WAPA, an Energy Star Partner, supports the use of CFLs as a way for its customers to easily lower power bills while working to save the environment, a release from the authority this week said.
At a St. Thomas-St. John Chamber of Commerce meeting this year, WAPA energy consultant John Klein made clear the environmental and financial impact of changing to compact flourescent bulbs.
If everyone in the Virgin Islands threw out their incandescent light bulbs and switched to compact fluorescent lights (CFL), it would equal taking more than 16,000 vehicles off the road in terms of annual emissions savings, Klein said. He also said a single 13-watt CFL saves $30 a year in energy costs. (See "How Many Senators Does it Take to Change a Lightbulb?" ).
For these reasons and more, WAPA is working to distribute 60,000 Energy Star-rated CFLs to its customers this year. The bulbs were purchased with $93,000 from a Demand Side Management Fund, an escrow account intended to help customers improve energy efficiency in their homes and businesses through initiatives such as the CFL Caravan.
Nellon Bowry, WAPA interim director, threw out further facts about CFLs in the release. He said they use up to 75 percent less energy than the standard incandescent light bulbs. When all the 60,000 CFLs are in use by WAPA customers, they can save over $7 million during the life of the bulbs, which generally last about four years.
At present electric rates, just one CFL can save each customer approximately $120 during its 8,000 hour life versus a comparable 60-watt incandescent bulb.
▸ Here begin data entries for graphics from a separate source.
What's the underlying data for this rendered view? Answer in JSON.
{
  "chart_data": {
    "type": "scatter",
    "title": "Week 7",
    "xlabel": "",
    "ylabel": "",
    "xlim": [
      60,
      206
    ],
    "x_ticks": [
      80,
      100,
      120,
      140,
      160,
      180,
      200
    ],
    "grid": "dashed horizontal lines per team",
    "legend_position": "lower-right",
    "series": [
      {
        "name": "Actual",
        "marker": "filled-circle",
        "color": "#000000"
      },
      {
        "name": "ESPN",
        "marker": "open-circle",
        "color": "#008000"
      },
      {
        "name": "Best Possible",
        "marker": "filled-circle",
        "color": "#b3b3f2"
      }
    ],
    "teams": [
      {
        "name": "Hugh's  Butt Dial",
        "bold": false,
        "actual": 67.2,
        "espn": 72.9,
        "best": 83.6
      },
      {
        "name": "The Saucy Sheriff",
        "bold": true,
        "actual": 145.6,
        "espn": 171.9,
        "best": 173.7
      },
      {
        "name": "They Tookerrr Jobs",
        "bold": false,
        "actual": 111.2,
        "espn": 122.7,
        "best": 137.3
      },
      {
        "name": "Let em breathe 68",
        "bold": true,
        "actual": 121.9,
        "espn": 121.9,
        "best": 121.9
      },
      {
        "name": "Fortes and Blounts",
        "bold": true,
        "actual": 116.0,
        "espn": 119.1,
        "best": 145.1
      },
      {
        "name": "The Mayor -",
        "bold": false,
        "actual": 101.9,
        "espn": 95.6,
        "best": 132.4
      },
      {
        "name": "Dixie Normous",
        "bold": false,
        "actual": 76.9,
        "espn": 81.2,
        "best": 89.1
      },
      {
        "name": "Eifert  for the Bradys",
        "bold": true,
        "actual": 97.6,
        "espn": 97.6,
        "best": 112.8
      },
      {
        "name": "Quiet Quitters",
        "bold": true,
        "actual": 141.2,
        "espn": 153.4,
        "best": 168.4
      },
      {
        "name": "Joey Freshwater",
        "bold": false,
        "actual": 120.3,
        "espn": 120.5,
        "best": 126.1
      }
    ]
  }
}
"The incandescent bulb has been in use for 128 years and has proven to no longer be the most energy efficient source of lighting," Bowry said. "WAPA believes that changing out to the newer technology of CFLs should be the goal in every residence and business in the Virgin Islands."
According to statistics from the U.S. Department of Energy, savings can be quite significant, since 30 percent of the energy used in homes and businesses goes for lighting. Congress has appropriated over $71 million to the Department of Energy in the last five years to support lighting research in laboratories across the nation.
Given WAPA's power struggles, it is a big help to the utility as well by reducing the load on the authorities aging, ailing systems.
The CFL Caravans will pull into the following locations this weekend:
St. Croix –Saturday and Sunday
9 — 11 a.m.— D Hamilton Jackson and John F Kennedy Community Centers in Christiansted; Midre Cummings Playground and W.I.M.Hodge Pavillion Community Center in Frederiksted.
12:30 2:30 p.m. Harborview Apartments near Building 1 and Sion Farm near Island Dairies in Christiansted; Ludvig Harrigan Court Community Center and Renholdt Jackson Ballpark in Frederiksted.
St. Thomas, 9 -11 a.m. Saturday–Paul M. Pearson Gardens, and Sunday at Oswald Harris Court Community Center; Saturday and Sunday-Estate Tutu and Kirwan Terrace Community Centers, and the Turnkey Basketball Court.
12:30 — 2:30 p.m. Saturday–Thomasville Community Center, Sunday–Bovoni Community Center, Saturday and Sunday–Bordeaux Fire Station, and the Frenchtown and Savan Romeo Malone Community Centers.
St. John, Saturday
9 11 a.m. Bellevue Community Center,
12:30 2:30p.m. George Simmonds Terrace Community Center
Sunday 10:30 a.m. 12:30p.m. Coral Bay Ballpark.
WAPA urges its customers to join the CFL Caravan this weekend.